A sequência de falta de competitividade do etanol hidratado, que a rigor vem desde o meio do ano passado, e o apoio das cotações do açúcar que já bateram recordes de 11 anos em abril, resultou em um cenário que há muito não se via no setor sucroenergético.

Mesmo que as usinas queiram produzir mais açúcar, daqui até o final da safra 23/24 do Centro-Sul, não conseguirão.

E nem que quisessem fabricar menos etanol, também não seria possível.

O limite do mix entre o adoçante e o biocombustível atingiu o pico de 50% para cada um dentro da quantidade de cana, como informou a União da Indústria de Cana-de-Açúcar e Bioenergia (Unica), em seu relatório da primeira quinzena de julho.

Industrialmente falando, precisaria haver mais folga das unidades na “cristalização do caldo, que já deve ter batido nos 80%”, sendo que acima disso o “residual é só álcool, mas precisa ser fábrica muito moderna para se obter um mix mais flex, que possa ser mexido ao longo da safra e isso demanda investimentos”, explica o consultor da MB Agro e membro de conselho de algumas usinas, Alexandre Figliolino.

O resumo, simplificado, é que, do que falta a ser moído de cana na atual temporada do Centro-Sul, metade deverá ser direcionado para a commodity.
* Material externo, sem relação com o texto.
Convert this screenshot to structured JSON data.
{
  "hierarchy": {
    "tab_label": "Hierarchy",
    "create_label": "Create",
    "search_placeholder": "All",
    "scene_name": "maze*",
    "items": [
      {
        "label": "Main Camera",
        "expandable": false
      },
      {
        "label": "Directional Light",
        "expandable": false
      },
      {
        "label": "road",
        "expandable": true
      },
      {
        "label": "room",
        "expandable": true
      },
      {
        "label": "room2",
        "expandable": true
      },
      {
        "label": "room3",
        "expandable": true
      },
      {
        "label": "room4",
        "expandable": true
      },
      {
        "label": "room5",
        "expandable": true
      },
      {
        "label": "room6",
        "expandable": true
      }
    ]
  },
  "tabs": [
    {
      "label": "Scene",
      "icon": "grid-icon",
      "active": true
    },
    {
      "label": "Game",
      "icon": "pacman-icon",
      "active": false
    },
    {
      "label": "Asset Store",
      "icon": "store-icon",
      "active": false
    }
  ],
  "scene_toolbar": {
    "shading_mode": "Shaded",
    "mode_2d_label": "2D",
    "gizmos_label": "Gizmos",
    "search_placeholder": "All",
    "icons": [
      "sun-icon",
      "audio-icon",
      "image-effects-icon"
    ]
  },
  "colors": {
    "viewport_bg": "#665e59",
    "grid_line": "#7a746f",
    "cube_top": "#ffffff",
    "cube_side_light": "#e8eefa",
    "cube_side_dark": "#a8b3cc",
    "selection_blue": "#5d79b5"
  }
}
A outra metade, portanto, para o combustível renovável, sobretudo se mantendo a qualidade da cana medida pelo ATR (total de açúcares recuperáveis).

“Logo, as indústrias vão ter que destinar 50% da matéria-prima para o etanol, mesmo com preços baixos”, complementa o especialista Ricardo Pinto, da RPA Consultoria.

Pelos números da Unica, no acumulado da safra, de abril a 15 de julho, o processamento bateu em 258,25 milhões de toneladas, mais 10% sobre o período passado.

Nesses três meses e meio, as processadoras da região que vai de Goiás ao Paraná produziram 15,47 milhões de toneladas de açúcar (+12,6 milhõe/t) e 11,95 bilhões de litros de etanol, em expansão de 5,96%, porém determinada pelo anidro, enquanto o hidratado caiu 3,91%, para 6,83 bilhões de litros.

A entidade não faz projeções, de modo que a diferença que falta a ser colhida e moída precisa ser descontada das estimativas do mercado.

Há observações mais conservadoras, como a da Safras & Mercado, em 575 milhões de toneladas, outras mais intermediárias, entre as quais a última da Datagro, em 590 milhões/t.

Ambas devem apresentar revisões altistas, como a divulgada pela StoneX nesta quinta-feira, 27 de julho. Amparada pelos resultados positivos de produtividade pelas chuvas do segundo semestre de 2022 e pelas condições favoráveis deste ano, inclusive favorecendo a moagem, a consultoria global elevou a estimativa para 606 milhões de toneladas.

Então, se for usada uma régua média de 595 milhões de toneladas, subtraindo-se o que a Unica apontou, cerca de 336,8 milhões de toneladas de cana-de-açúcar vão subir as esteiras das moendas até dezembro, sendo, que, portanto, 168,4 milhões/t virarão açúcar e o mesmo volume gerará etanol.

Torcida para preços

O problema para a usinas é que não há no horizonte do semestre capacidade de recuperação dos preços do etanol hidratado – o tipo que realmente faz diferença em volume frente ao anidro.

A política de preços para a gasolina da Petrobras não deve ser alterada e, segundo avalia o trader Martinho Ono, da SCA Trading, existe “um mar de etanol [em poder das usinas] para ser comercializado”.

O consumo se retraiu ainda mais em julho, com as férias reduzindo a circulação de veículos, e deverá até ficar abaixo dos 1,4 bilhão de litros conquistados em junho (menos 3,3% sobre junho 22).

“Precisa chegar a 1,5 bilhão de litros mensais para ao menos melhorar a rentabilidade via consumo”, diz Alexandre Figliolino, ex-diretor de Agronegócio do Itaú BBA, pontuando que esse volume de consumo seria atingido se a paridade de preços com a gasolina descesse a 65%.

Em relação ao açúcar, sem que as usinas consigam aumentar a vazão produtiva, a torcida é para que se mantenha com preços firmes.

Maurício Muruci, analista de sucroenergia da Safras & Mercado, lembra que a commodity ainda tem fôlego, embora possa não voltar aos cerca de 26 a 27 centavos de dólar por libra-peso do início da colheita, quando precificou alta de 11 anos.

“Mas não está ruim, além do mais a maioria das usinas já fizeram o hedge àqueles preços”, argumenta ele.